Таким образом, тот план избавления от церковной епитимии, который был составлен Михаилом Палеологом, постепенно рушился, царь по-прежнему был связан духовными узами, не имел свободы в своей деятельности, являлся преступником и пред судом своей совести, и в представлении народа. Где же был выход из затруднительного положения? – По оценке Палеолога, он состоял не в чем ином, как в устранении с патриаршего престола недавно избранного Германа, как неспособного дать царю надлежащее, действенное врачество от его духовной язвы, и в избрании на престол другого первоиерарха, до известной степени равного, по своему духовному авторитету, низложенному Арсению, правоспособному снять с царя тяготевшее над ним церковное отлучение. Значит, одна неправда царя породила ряд других незакономерных его действий, унижавших и его авторитет, как епистимонарха церкви, и нарушавших правильное течение внутренней церковной жизни. Но, конечно, было мало сознать необходимость низложения Германа, надлежало привести в исполнение и это произвольное решение царя. Однако, за Германом с принципиальной стороны и по характеру иерархической его деятельности не было никакой личной вины, которая могла бы служить каноническим основанием к его низложению. Вина его состояла лишь в том, что он не соответствовал видам и желаниям царя, во что бы то ни стало стремившегося оправдать себя перед церковью и народом в совершенном преступлении и изгладить всякий след разъедавшей его совесть духовной язвы. Но ведь сам же царь и содействовал избранию Германа на патриарший престол. При таких обстоятельствах, наилучшим выходом из затруднения было добровольное отречение Германа от престола. А для этого опять необходимо было внушить Герману мысль о таком отречении... Нет нужды входить во все детали вопроса о том, как Герман volens nolens отрекся от патриаршего престола: под влиянием мнимо-дружеских советов и предупреждений, Герман постепенно понял, что он не на месте, и в сентябре 1267 года, после трех с половиной месяцев пребывания на патриаршем престоле, отказался от власти и удалился в свою келию в Манганах на берегу Босфора63.

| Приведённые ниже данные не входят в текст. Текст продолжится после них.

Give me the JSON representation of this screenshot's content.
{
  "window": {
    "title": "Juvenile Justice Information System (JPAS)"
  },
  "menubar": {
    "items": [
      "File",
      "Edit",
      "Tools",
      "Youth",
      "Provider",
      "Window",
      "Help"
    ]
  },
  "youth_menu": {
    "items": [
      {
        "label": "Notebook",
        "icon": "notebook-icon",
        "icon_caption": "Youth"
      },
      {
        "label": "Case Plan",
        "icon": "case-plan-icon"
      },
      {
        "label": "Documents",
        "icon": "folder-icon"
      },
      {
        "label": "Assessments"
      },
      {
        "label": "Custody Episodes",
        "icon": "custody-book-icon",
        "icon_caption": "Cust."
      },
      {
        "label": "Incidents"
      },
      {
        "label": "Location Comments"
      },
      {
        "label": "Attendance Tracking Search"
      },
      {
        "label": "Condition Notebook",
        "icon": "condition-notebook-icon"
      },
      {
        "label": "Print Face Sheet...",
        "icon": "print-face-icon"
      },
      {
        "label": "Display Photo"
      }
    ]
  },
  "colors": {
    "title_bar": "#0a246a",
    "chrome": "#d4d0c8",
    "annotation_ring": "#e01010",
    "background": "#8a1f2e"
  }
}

28 декабря 1267 года на византийский патриарший престол был избран духовник царя Иосиф Галисийский, человек мягкий, снисходительный, всецелый сторонник принципа οἰκονομία. Император весьма предупредительно относился к новому патриарху, рассчитывая получить от него сильно заботившее его разрешение от епитимии. И вот он всеми мерами содействовал патриарху и архиереям привести в порядок церковные дела, нарушенные прежними волнениями, каждый день наблюдал, чтобы то, о чем просил его патриарх, исполнялось немедленно, и этим предрасполагал предстоятеля церкви к освобождению его от отлучения. Он с такой готовностью выслушивал представления и речи патриарха, что, рассылая по всем фемам византийской империи свои определения, приказывал лицам начальствующим принимать грамоты патриарха в значении собственных своих указов, угрожая наказанием за неисполнение того, что в них было предписано исполнить; затем, по ходатайству патриарха, он отворял тюрьмы, освобождал от оков многих заключенных, удостоил помилования осужденных, возвратил в отечество изгнанных и простил тех, на кого гневался64. Всеми такими делами милосердия и благотворения император Михаил, по мнению патриарха Иосифа, отчасти искупил свою вину, поэтому патриарх решил, наконец, снять с него отлучение и примирить с церковью. Об этом не переставал умолять патриарха сам царь, со скорбью и сокрушением переносивший в течение шести лет тяжелое духовное иго и пламенно стремившийся вступить в полное и совершенное общение с церковью.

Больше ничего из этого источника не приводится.